Python tf-idf: fast way to update the tf-idf matrix

I'll post my solution since there are no other answers. Let's say we are in the following scenario:

import gensim
from gensim import models
from gensim import corpora
from gensim import similarities
from nltk.tokenize import word_tokenize
import pandas as pd

# routines:
text = "I work on natural language processing and I want to figure out how does gensim work"
text2 = "I love computer science and I code in Python"
dat = pd.Series([text,text2])
dat = dat.apply(lambda x: str(x).lower()) 
dat = dat.apply(lambda x: word_tokenize(x))

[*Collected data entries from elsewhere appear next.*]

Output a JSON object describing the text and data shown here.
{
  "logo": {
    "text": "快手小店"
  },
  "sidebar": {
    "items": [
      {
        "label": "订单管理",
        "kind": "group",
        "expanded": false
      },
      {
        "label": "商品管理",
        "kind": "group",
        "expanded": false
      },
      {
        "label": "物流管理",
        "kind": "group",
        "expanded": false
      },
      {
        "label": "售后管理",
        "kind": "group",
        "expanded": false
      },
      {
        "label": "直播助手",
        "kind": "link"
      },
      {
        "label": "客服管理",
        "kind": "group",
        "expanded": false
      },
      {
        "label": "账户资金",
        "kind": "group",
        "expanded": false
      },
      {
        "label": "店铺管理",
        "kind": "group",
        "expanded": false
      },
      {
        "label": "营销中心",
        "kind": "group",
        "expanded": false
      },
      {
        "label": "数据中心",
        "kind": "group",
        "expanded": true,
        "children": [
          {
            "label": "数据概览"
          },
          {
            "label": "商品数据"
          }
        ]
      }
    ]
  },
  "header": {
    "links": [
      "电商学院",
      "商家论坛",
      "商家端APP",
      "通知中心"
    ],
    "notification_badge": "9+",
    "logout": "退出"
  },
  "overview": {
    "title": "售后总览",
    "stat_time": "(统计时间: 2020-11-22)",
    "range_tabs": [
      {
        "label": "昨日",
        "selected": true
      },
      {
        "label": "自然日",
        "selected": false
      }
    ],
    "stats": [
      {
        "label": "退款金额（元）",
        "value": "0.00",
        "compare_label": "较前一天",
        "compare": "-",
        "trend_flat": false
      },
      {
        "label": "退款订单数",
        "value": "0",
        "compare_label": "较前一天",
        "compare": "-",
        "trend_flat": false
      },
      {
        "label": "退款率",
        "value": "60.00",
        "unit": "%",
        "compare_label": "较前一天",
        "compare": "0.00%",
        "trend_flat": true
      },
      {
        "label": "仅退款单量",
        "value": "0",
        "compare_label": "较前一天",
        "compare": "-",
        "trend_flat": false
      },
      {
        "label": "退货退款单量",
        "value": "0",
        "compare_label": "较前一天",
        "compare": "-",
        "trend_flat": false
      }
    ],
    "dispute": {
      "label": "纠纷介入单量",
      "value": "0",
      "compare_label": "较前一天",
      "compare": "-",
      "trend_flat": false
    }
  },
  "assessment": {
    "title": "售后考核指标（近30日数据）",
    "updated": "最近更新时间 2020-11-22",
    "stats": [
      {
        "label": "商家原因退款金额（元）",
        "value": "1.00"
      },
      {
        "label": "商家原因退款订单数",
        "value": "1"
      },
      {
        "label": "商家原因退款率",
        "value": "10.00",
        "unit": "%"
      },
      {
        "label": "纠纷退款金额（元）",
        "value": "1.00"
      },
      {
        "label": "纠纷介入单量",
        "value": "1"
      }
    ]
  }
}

dictionary = corpora.Dictionary(dat)
corpus = [dictionary.doc2bow(doc) for doc in dat]
tfidf = models.TfidfModel(corpus)
corpus_tfidf = tfidf[corpus]


#Query:
query_text = "I love icecream and gensim"
query_text = query_text.lower()
query_text = word_tokenize(query_text)
vec_bow = dictionary.doc2bow(query_text)
vec_tfidf = tfidf[vec_bow]

if we look at:

print(vec_bow)
[(0, 1), (7, 1), (12, 1), (15, 1)]

and:

print(tfidf[vec_bow])
[(12, 0.7071067811865475), (15, 0.7071067811865475)]

FYI id and doc:

print(dictionary.items())

[(0, u'and'),
 (1, u'on'),
 (8, u'processing'),
 (3, u'natural'),
 (4, u'figure'),
 (5, u'language'),
 (9, u'how'),
 (7, u'i'),
 (14, u'code'),
 (19, u'in'),
 (2, u'work'),
 (16, u'python'),
 (6, u'to'),
 (10, u'does'),
 (11, u'want'),
 (17, u'science'),
 (15, u'love'),
 (18, u'computer'),
 (12, u'gensim'),
 (13, u'out')]

Looks like the query only picked up existing terms and using pre-calculated weights to give you the tfidf score. So my workaround is to rebuild the model weekly or daily since it is fast to do so.